What’s interesting to me is that essentially this is a book about sex, about the way the introduction of sex – or at least boys – into a young girl’s life changes everything. I don’t mean to say it is a sordid book – nothing very saucy actually happens. Rather, it is all about the confusion and excitement of a girl’s first love.
Robert is the archetypal romantic idol, a typical first crush with his shoulder length hair and good looks. When his hand touches Heather “it somehow fizzed against Heather’s bare arm so that all the hairs stood up round the place he touched”. That his wildness is sexual is flagged by his very first bit of magic – turning a group of teenagers into nymphs and fauns and sending them to rut in the woods (they “will romp until sundown”).
Robert changes everything for Heather. From feeling like little more than an annoyance to everyone in her life, she becomes the most important person in the world to him. And, of course, from the moment he enters her life her main concern is to keep him away from her father. “She knew she had to make him believe when he did meet Robert, and there were a lot of things she wanted to think about first.”

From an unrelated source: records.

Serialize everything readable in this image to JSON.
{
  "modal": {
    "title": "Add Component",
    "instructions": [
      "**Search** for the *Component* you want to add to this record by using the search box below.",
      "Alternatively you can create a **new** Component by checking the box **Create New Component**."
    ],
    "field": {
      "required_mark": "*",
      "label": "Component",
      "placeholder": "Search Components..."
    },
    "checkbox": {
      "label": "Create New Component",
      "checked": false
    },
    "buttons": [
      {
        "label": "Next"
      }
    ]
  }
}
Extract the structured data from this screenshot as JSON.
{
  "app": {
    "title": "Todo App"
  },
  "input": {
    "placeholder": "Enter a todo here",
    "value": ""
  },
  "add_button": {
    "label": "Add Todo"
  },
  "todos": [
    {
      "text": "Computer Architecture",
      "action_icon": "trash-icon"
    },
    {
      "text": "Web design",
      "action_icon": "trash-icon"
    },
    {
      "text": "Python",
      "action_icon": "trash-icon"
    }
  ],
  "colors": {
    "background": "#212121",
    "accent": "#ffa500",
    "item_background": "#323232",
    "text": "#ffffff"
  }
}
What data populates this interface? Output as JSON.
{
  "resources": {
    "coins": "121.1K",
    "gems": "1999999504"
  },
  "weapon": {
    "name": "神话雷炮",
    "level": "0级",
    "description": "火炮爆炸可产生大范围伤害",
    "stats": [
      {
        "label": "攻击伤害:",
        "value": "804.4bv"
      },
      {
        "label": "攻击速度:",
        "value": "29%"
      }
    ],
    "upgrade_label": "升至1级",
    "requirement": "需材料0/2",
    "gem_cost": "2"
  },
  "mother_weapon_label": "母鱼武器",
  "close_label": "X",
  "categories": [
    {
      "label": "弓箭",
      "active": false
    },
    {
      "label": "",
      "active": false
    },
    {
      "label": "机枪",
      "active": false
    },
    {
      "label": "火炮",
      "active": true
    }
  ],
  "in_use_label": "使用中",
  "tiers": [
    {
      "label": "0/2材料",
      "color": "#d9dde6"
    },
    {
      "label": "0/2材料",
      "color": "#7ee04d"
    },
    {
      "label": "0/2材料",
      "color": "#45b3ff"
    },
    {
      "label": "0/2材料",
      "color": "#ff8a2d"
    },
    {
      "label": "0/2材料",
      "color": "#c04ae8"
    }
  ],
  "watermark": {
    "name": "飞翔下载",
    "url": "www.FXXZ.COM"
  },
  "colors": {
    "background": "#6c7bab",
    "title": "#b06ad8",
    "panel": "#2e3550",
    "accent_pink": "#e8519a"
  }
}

I found the strawberry scene very interesting too. Until now Mr McManus has always stopped her from eating them, but Robert waves his hand around and McManus is frozen, leaving her free to eat her fill. Is McManus representative of adult, male, threatening sexuality, something to be afraid of, kept at a distance? Once he’s immobilised she is free – and barely hesitates – to eat as many strawberries as she would like. But maybe that’s pushing the analysis too far.
So although it’s a short book, taking little more than an hour to read, its themes make it an interesting complement to Fire and Hemlock, perhaps Diana Wynne Jones’s most powerful work, making it well worth reading for that reason alone.
Wild Robert, by Diana Wynne Jones, Collins, hb, 96pp.